Glucose Metabolism Quantified by SUVmax on Baseline FDG-PET/CT Predicts Survival in Newly Diagnosed Multiple Myeloma Patients: Combined Harmonized Analysis of Two Prospective Phase III Trials

Anne-Victoire Michaud-Robert 1, Elena Zamagni 2, Thomas Carlier 1, Clément Bailly 1, Bastien Jamet 1, Cyrille Touzeau 3, Philippe Moreau 3, Françoise Kraeber-Bodere 1,4, Cristina Nanni 5, Caroline Bodet-Milin 1,*
PMCID: PMC7564454  PMID: 32899991

Abstract

Simple Summary

Multiple myeloma (MM) is associated with high morbidity and mortality and variable survival that requires early identification of high-risk patients in order to quickly adapt treatment.

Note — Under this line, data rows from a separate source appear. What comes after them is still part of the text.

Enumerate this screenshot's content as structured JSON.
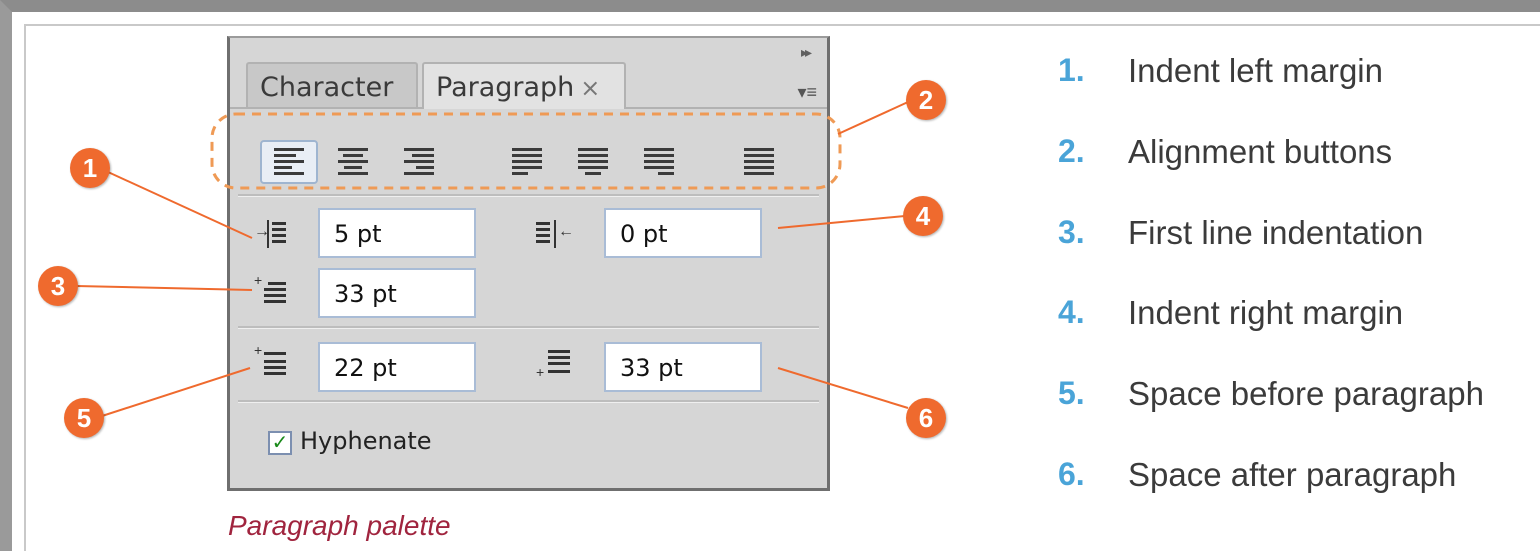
{
  "palette": {
    "tabs": [
      {
        "label": "Character"
      },
      {
        "label": "Paragraph",
        "close": "×"
      }
    ],
    "collapse_glyph": "▸▸",
    "menu_glyph": "▾≡",
    "alignment_buttons": [
      {
        "name": "align-left",
        "selected": true
      },
      {
        "name": "align-center",
        "selected": false
      },
      {
        "name": "align-right",
        "selected": false
      },
      {
        "name": "justify-last-left",
        "selected": false
      },
      {
        "name": "justify-last-center",
        "selected": false
      },
      {
        "name": "justify-last-right",
        "selected": false
      },
      {
        "name": "justify-all",
        "selected": false
      }
    ],
    "fields": {
      "indent_left": "5 pt",
      "indent_right": "0 pt",
      "first_line_indent": "33 pt",
      "space_before": "22 pt",
      "space_after": "33 pt"
    },
    "hyphenate": {
      "label": "Hyphenate",
      "checked": true
    }
  },
  "caption": "Paragraph palette",
  "markers": [
    "1",
    "2",
    "3",
    "4",
    "5",
    "6"
  ],
  "legend": [
    {
      "num": "1.",
      "text": "Indent left margin"
    },
    {
      "num": "2.",
      "text": "Alignment buttons"
    },
    {
      "num": "3.",
      "text": "First line indentation"
    },
    {
      "num": "4.",
      "text": "Indent right margin"
    },
    {
      "num": "5.",
      "text": "Space before paragraph"
    },
    {
      "num": "6.",
      "text": "Space after paragraph"
    }
  ],
  "colors": {
    "marker": "#ef6a2e",
    "legend_number": "#4aa4d8",
    "caption": "#a0243e",
    "callout_line": "#ef6a2e"
  }
}
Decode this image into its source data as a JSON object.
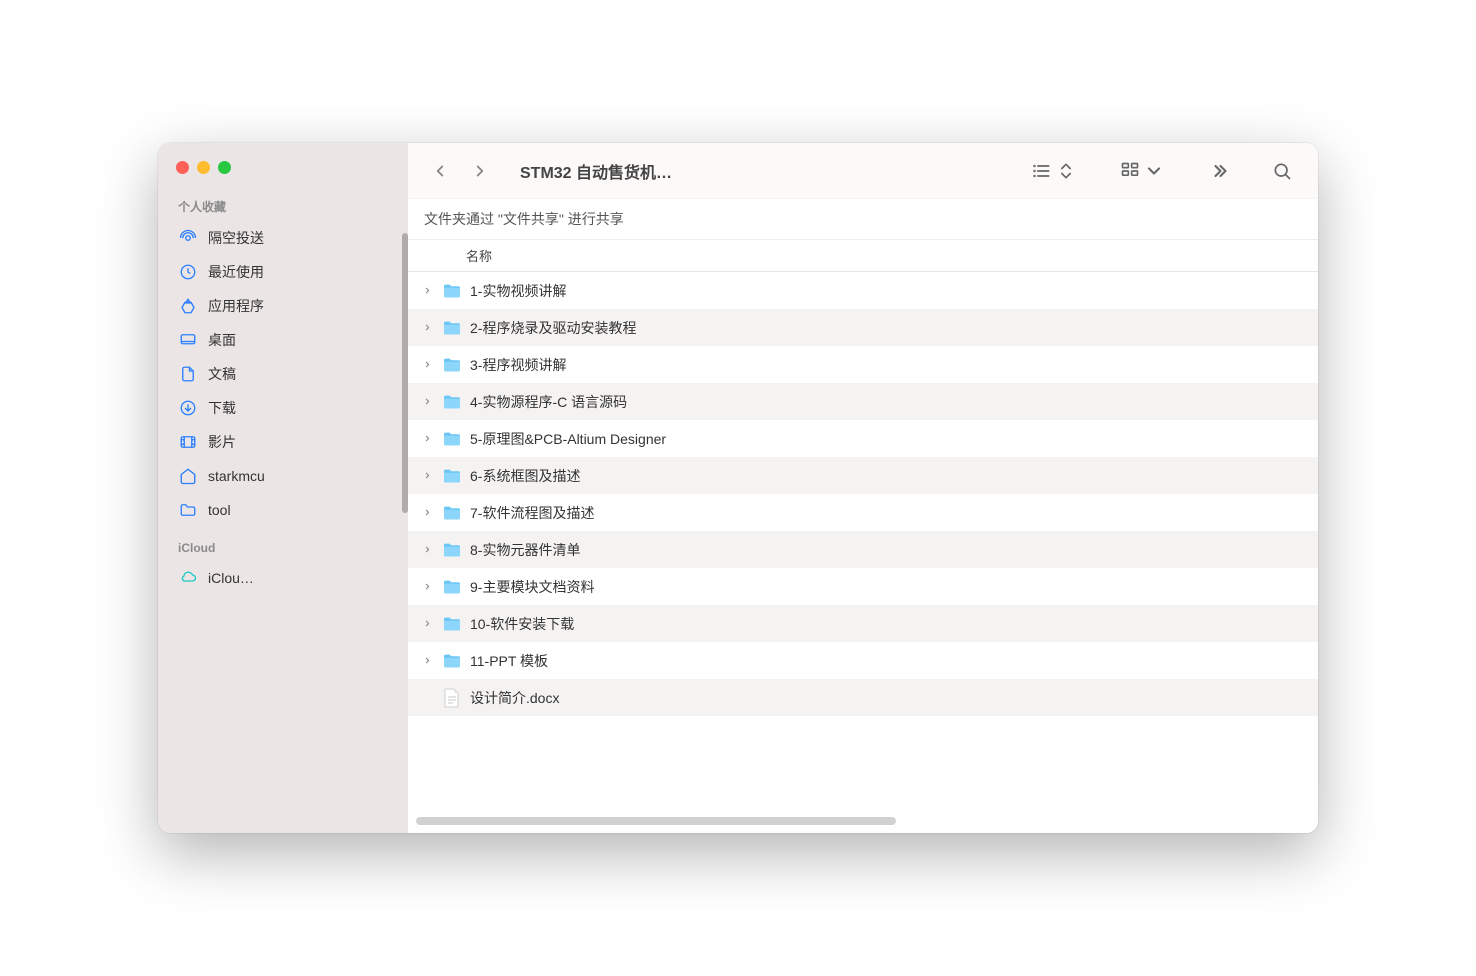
{
  "window": {
    "title": "STM32 自动售货机…"
  },
  "sidebar": {
    "sections": [
      {
        "header": "个人收藏",
        "items": [
          {
            "icon": "airdrop",
            "label": "隔空投送"
          },
          {
            "icon": "clock",
            "label": "最近使用"
          },
          {
            "icon": "apps",
            "label": "应用程序"
          },
          {
            "icon": "desktop",
            "label": "桌面"
          },
          {
            "icon": "document",
            "label": "文稿"
          },
          {
            "icon": "download",
            "label": "下载"
          },
          {
            "icon": "film",
            "label": "影片"
          },
          {
            "icon": "home",
            "label": "starkmcu"
          },
          {
            "icon": "folder",
            "label": "tool"
          }
        ]
      },
      {
        "header": "iCloud",
        "items": [
          {
            "icon": "cloud",
            "label": "iClou…"
          }
        ]
      }
    ]
  },
  "infoBar": "文件夹通过 \"文件共享\" 进行共享",
  "columnHeader": "名称",
  "files": [
    {
      "type": "folder",
      "name": "1-实物视频讲解"
    },
    {
      "type": "folder",
      "name": "2-程序烧录及驱动安装教程"
    },
    {
      "type": "folder",
      "name": "3-程序视频讲解"
    },
    {
      "type": "folder",
      "name": "4-实物源程序-C 语言源码"
    },
    {
      "type": "folder",
      "name": "5-原理图&PCB-Altium Designer"
    },
    {
      "type": "folder",
      "name": "6-系统框图及描述"
    },
    {
      "type": "folder",
      "name": "7-软件流程图及描述"
    },
    {
      "type": "folder",
      "name": "8-实物元器件清单"
    },
    {
      "type": "folder",
      "name": "9-主要模块文档资料"
    },
    {
      "type": "folder",
      "name": "10-软件安装下载"
    },
    {
      "type": "folder",
      "name": "11-PPT 模板"
    },
    {
      "type": "doc",
      "name": "设计简介.docx"
    }
  ]
}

FDG-PET/CT is a promising technique for initial staging of symptomatic MM. The aim of our retrospective study was to asses the prognostic value of this technique at baseline in symptomatic MM patients included in two large European prospective studies. After harmonization of data by and ad-hoc approach called M-Combat, we confirmed the prognostic value of FDG-PET/CT in a population of 227 MM patients, by integrating a new prognostic biomarker named “bone SUVmax” (including the maximum intensity of fixation of focal lesions and bone marrow) which is strongly correlated with a poorer prognosis of MM patients. Prognostic patient stratification is currently based on laboratory tests and genomic abnormalities, but FDG-PET/CT is likely to be an important method of defining high-risk patients, and thus, to potentially better adapt future therapeutic management.

Abstract

Background: Multiple myeloma is a hematological neoplasm characterized by a clonal proliferation of malignant plasma cells in the bone marrow, and is associated with high morbidity and mortality and variable survival. Positron emission tomography combined with computed tomography using 18F-deoxyfluoroglucose (FDG-PET/CT) is a promising technique for initial staging of symptomatic multiple myeloma patients. The objective of this study was to assess the prognostic value of this technique at baseline in symptomatic multiple myeloma patients included in two large European prospective studies (French and Italian). Methods: We retrospectively performed a combined harmonized analysis of 227 newly diagnosed transplant eligible multiple myeloma patients from two separate phase III trials. All images were centrally reviewed and analyzed using visual criteria and maximal standardized uptake value. An ad-hoc approach (called modified Combat) was applied to harmonize the data and then remove the “country effect” in order to strengthen the reliability of the final conclusions. Results: Using a multivariate analysis including treatment arm, R-ISS score, presence of extra-medullary disease and bone SUVmax, only bone SUVmax (p = 0.016) was an independent prognosis factor with an OS threshold of 7.1. For PFS, treatment arm and presence of extra-medullary disease were both independent prognosis biomarkers (p = 0.022 and 0.006 respectively). Conclusions: Our results show that bone SUVmax is a simple and reliable biomarker to analyze FDG-PET/CT at baseline that strongly correlates with a poorer prognosis for MM patients.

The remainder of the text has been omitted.